If you are going to walk the walk, you should talk the talk.
What is a blackamoor?
BLACKAMOOR (RHYMES WITH AMATEUR AND CONNOISSEUR): A dark skinned figure, typically African, used as a decorative element in jewelry, sculpture, armor and decorative arts. Blackamoors have a long history stretching back to the 17th century. They are often displayed in pairs. Andrea Brustolon (1662–1732) was the most famous sculptor of blackamoors. Typically they are shown in positions that a real person could not hold at length.
Although controversial, many tastemakers have collected blackamoors in some form. Coco Chanel had a pair of Venetian pair in the foyer of her private apartment above her atelier.
Diana Vreeland collected Blackamoor jewelry and famously said: “Have I ever showed you my little blackamoor heads from Cartier with their enameled turbans?
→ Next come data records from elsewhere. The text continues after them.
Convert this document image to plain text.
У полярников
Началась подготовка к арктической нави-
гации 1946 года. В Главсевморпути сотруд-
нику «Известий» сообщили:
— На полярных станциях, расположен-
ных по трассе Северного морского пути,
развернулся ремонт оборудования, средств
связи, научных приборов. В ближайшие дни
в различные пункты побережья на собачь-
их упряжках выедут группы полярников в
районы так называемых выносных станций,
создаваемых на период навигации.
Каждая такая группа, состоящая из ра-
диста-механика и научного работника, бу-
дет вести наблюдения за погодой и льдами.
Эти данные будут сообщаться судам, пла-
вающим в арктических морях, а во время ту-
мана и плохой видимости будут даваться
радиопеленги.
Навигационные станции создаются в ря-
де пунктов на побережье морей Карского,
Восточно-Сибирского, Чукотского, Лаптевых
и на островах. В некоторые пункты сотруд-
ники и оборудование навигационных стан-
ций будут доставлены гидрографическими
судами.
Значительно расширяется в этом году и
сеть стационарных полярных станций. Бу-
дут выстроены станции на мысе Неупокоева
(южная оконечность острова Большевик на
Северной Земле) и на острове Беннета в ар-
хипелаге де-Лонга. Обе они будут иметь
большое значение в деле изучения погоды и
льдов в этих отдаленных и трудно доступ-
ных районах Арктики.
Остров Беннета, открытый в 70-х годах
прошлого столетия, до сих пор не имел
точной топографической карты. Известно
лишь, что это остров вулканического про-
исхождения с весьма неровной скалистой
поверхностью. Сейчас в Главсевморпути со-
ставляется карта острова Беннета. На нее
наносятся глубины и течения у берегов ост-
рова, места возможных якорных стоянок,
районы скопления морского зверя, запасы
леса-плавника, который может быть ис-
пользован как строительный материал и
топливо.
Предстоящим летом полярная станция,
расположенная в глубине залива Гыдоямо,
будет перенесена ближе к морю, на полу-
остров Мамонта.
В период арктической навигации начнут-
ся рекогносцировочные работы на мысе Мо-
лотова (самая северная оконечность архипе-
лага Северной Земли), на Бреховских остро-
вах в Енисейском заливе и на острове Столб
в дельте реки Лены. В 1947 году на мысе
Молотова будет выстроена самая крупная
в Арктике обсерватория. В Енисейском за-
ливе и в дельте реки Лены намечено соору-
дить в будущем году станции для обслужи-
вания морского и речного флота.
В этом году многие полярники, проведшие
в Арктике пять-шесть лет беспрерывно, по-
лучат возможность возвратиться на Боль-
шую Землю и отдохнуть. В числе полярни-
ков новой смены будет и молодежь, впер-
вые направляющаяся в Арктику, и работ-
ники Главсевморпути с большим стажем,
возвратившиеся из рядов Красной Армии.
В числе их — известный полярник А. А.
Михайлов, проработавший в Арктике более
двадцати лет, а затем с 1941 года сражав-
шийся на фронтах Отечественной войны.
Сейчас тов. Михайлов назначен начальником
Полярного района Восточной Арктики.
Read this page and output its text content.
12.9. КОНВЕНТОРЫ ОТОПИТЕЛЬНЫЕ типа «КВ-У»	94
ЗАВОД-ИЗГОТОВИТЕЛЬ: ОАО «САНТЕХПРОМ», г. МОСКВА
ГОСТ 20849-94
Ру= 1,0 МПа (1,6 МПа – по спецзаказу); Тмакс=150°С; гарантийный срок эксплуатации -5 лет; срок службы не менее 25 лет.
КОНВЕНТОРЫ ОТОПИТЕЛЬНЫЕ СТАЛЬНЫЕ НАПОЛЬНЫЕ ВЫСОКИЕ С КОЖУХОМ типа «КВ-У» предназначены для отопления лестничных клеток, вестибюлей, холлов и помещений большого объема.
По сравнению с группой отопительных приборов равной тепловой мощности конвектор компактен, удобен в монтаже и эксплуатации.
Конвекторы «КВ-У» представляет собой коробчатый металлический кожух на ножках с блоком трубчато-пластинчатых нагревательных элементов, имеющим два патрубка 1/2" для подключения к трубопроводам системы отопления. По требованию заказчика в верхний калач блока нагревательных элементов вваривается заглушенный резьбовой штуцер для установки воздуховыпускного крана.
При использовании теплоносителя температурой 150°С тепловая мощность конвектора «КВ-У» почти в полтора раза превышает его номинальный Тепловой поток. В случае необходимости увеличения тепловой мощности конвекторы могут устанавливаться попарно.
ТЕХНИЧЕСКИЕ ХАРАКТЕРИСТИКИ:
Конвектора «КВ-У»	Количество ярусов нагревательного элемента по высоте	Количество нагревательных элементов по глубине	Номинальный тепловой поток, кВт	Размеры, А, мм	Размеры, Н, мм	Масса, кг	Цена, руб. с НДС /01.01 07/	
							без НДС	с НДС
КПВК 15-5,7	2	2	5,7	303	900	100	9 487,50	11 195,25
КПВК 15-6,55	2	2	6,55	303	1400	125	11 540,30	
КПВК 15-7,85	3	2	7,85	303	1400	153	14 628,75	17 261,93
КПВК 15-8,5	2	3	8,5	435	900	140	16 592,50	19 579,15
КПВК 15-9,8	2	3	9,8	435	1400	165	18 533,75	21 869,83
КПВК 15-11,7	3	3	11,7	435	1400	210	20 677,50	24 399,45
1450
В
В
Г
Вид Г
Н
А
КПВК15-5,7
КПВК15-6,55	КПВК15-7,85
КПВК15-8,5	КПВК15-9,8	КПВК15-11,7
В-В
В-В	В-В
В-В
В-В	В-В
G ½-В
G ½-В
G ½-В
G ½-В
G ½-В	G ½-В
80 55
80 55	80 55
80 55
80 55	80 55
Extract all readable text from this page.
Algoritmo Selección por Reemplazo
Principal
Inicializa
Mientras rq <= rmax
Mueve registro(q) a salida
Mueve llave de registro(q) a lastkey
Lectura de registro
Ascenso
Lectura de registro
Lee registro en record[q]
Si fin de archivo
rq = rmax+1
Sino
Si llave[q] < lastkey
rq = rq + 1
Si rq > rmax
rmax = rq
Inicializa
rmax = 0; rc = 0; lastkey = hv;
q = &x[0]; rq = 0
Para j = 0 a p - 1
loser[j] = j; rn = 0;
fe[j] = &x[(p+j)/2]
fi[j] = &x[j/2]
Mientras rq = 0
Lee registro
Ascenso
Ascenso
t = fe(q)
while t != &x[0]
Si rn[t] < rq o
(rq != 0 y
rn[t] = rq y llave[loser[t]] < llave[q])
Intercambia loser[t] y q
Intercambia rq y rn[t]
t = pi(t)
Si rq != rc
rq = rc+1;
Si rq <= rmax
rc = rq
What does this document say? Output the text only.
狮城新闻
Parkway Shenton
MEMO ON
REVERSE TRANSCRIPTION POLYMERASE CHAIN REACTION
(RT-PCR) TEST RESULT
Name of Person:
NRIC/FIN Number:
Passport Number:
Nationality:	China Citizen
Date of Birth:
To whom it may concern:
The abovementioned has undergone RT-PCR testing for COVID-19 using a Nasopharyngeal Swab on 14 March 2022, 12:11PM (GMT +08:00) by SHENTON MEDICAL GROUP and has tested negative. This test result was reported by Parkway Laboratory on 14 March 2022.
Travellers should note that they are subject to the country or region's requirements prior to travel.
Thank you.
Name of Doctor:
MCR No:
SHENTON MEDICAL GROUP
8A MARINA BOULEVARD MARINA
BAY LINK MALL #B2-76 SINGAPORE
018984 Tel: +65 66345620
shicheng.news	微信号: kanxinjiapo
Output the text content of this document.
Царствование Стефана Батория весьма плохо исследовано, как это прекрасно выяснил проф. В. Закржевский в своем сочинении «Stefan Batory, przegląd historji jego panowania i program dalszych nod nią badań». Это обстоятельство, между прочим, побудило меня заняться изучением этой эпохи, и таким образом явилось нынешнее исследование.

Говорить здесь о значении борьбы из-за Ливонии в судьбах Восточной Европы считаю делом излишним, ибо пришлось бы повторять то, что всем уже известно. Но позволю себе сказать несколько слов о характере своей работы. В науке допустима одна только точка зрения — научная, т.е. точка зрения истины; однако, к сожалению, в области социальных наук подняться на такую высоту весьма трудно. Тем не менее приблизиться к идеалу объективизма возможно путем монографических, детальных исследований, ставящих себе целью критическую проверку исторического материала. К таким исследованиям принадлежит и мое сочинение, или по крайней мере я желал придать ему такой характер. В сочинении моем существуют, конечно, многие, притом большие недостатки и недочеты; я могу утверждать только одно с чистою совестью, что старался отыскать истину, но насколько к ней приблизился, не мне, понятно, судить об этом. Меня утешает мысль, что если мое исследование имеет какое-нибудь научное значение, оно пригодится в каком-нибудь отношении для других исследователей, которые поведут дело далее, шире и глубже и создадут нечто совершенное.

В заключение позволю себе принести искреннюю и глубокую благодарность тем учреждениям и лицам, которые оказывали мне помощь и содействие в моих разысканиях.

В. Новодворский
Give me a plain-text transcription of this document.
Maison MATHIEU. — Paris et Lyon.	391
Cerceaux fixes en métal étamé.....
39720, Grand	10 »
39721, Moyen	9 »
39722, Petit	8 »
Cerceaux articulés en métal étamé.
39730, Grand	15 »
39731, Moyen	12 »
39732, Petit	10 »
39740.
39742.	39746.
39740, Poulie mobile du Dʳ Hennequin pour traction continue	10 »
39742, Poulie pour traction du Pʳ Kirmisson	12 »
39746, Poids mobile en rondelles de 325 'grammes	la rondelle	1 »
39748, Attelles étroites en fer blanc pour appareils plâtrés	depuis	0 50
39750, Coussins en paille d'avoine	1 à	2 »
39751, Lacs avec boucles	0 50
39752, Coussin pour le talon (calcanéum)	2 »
I’m told it’s not in good taste to wear blackamoors anymore, but I think I’ll revive them.” Recently Dolce & Gabbana raised a firestorm by decking out its models in blackamoor jewelry in their S/S 2013 collection.
Despite the controversy, the form persists. When it comes to decorative arts, it is most often seen as a small stand, as lamps or candlesticks, or on a clock.
While some consider the blackamoor to be chic, I would not use the motif. However, now that you know its many forms, you can decide how you feel about it.